In Hrothgar's hall, Beowulf first describes how he
"came down from combat/bloodied by enemies/where I
crushed down five/killed a tribe of giants/and on the
waves at night/slew water-beasts..."  I'll grant that
this is less bardic performance and more a sort of
review of his qualifications to slay beasties.  

But later, more of the same occurs at length in the
mead hall, while at the same time "At times the scop
sang/bright-voiced in Heorot..." as Unferth challenges
Beowulf's claims and declares another warrior, Breca,
to be the stronger.  He proceeds to recount one
version of the tale of a swimming match that took
place between the two.  Then Beowulf replies:

"What a great deal, Unferth my friend
Full of beer, you have said about Breca,
told of his deeds.  But to tell the true story,
I had more sea-strength, power in swimming,
and also more hardship, than any other man.
To each other we said, as boys will boast,
--we both were still young--that we two alone
Would swim out to sea, to the open ocean,
Dare risk our lives, and we did as we said."
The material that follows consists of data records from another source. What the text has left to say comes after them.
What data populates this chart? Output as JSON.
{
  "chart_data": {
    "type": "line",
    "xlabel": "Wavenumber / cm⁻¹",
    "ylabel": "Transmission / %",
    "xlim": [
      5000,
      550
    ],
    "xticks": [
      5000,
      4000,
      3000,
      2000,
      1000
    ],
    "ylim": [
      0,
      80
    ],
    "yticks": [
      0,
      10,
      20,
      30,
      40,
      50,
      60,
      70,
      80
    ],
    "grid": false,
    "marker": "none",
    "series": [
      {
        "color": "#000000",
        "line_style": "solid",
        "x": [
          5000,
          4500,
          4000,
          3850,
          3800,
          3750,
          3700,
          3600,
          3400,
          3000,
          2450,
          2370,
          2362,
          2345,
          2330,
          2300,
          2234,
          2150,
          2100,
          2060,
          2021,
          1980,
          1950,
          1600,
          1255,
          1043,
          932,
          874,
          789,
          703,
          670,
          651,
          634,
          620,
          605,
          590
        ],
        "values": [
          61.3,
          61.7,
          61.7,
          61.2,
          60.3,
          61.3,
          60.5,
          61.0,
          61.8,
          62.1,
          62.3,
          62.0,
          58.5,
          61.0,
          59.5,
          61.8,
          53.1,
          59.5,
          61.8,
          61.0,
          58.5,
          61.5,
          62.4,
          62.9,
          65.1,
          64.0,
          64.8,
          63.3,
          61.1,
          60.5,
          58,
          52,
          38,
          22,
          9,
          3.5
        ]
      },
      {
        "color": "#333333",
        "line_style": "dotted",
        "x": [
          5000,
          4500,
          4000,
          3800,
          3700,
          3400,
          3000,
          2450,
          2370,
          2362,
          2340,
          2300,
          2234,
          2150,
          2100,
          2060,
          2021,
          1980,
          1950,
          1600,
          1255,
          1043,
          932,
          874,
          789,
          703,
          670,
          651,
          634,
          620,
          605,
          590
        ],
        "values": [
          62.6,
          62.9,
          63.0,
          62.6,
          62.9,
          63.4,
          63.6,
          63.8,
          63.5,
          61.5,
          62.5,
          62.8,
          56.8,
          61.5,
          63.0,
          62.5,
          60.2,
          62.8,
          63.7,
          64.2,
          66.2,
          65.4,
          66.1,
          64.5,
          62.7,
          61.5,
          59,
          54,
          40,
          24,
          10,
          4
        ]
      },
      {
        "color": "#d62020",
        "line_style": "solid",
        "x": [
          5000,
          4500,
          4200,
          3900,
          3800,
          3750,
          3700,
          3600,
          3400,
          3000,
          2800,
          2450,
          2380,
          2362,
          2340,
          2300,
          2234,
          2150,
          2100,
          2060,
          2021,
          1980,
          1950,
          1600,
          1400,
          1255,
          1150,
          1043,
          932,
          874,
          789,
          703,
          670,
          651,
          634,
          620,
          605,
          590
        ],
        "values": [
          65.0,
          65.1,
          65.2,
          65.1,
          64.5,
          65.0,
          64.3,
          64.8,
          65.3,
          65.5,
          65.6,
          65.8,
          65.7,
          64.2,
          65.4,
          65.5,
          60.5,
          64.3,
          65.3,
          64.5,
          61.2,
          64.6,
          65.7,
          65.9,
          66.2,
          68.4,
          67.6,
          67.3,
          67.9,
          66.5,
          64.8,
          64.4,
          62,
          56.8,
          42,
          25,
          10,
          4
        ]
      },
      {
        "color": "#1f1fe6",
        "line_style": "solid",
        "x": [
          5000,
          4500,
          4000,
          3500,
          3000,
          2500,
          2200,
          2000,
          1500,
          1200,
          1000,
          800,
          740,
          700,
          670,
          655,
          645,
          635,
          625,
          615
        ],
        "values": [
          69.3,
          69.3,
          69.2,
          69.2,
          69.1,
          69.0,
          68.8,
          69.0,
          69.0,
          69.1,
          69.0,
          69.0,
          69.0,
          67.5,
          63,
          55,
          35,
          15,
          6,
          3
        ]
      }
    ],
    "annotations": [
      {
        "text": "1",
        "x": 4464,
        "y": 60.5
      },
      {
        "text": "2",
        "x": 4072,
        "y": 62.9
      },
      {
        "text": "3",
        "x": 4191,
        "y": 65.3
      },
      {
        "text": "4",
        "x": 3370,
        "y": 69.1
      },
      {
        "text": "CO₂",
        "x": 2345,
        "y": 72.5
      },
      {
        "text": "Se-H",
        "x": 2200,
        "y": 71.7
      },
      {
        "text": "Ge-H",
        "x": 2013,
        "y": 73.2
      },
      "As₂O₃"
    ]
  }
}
Change a few names, and this is the same conversation
you can hear around a fire on any given night at an
event.  Now, I realize the question is--do these
things really qualify as "period performance pieces"? 
Maybe first we need to examine what counts as a
performance venue, and what doesn't.  

Do we have period evidence for an equivalent to the
standard SCA bardic circle as we know it?  (that's not
a hypothetical--I'm really asking :)  How much overlap
is there between "court performances" (Hey, Beowulf,
stand up, the chieftain wants to hear that story about
the time you...") versus "sitting around the fire"
performances (Hey, Beowulf, have some more mead, let's
hear that story about the time you...")  How much
distinction do we make--I know it will vary from
culture to culture--between the professional
storyteller and the one who's just keeping folks
amused through a long winter's night?

When it *was* just folks sitting around a fire,
telling tales and singing songs, was it exclusively
that, or could boasting and the improvisation
sometimes bleed over into the night’s entertainment? 
Who's to say that some of the tales later put into
verse weren't born from the ramblings and
interjections of some drunken old warrior, recounting
the battles of his youth?

I guess what I'm getting at is that maybe, sometimes,
the hairs don't split as finely as we can begin to
assume when we're looking at the past through
thousand-year-old texts and archaeological remnants. 
I can appreciate the need for clear and definite
documentation of the things we do, but I also think
living history can benefit from the consideration of
circumstantial evidence, of the things that we *don't*
see.

And of course, none of this has any bearing on whether
the “no-****-there-I-was” story is actually desired or
welcome at a particular bardic circle.  I know most of
us can't brag with the flair that Beowulf does, and I
know that a weekend event affords us different
attention spans than a long and lonely winter in the
Middle Ages.  I’m just throwing out the possibility
that it IS a period thing, and I would hate to miss
out on a tale well-told because it might not be a
documented format (have you had the pleasure of
hearing some of Duchess Willow's stories of the
history of Ansteorra?)

I ramble--forgive me.  This is what happens when you
work in a library and have nothing to do.

Discuss.

In service and song,
Lady Catrin ferch Maelgwn



--- Ken Theriot <kentheriot at ravenboymusic.com> wrote:

> No one hearing Duke
> Cariadoc tell a story would
> see any resemblance to a "there we were"
> presentation.  A prose story done
> this way, in character, I have no problem with.  One
> thing I think we CAN
> agree on is stories of the: "Back in AS 20 when Duke
> XXXX and I were at
> Pennsic, we were in the shield wall and....."
> variety are really not to be
> found in period as performance pieces.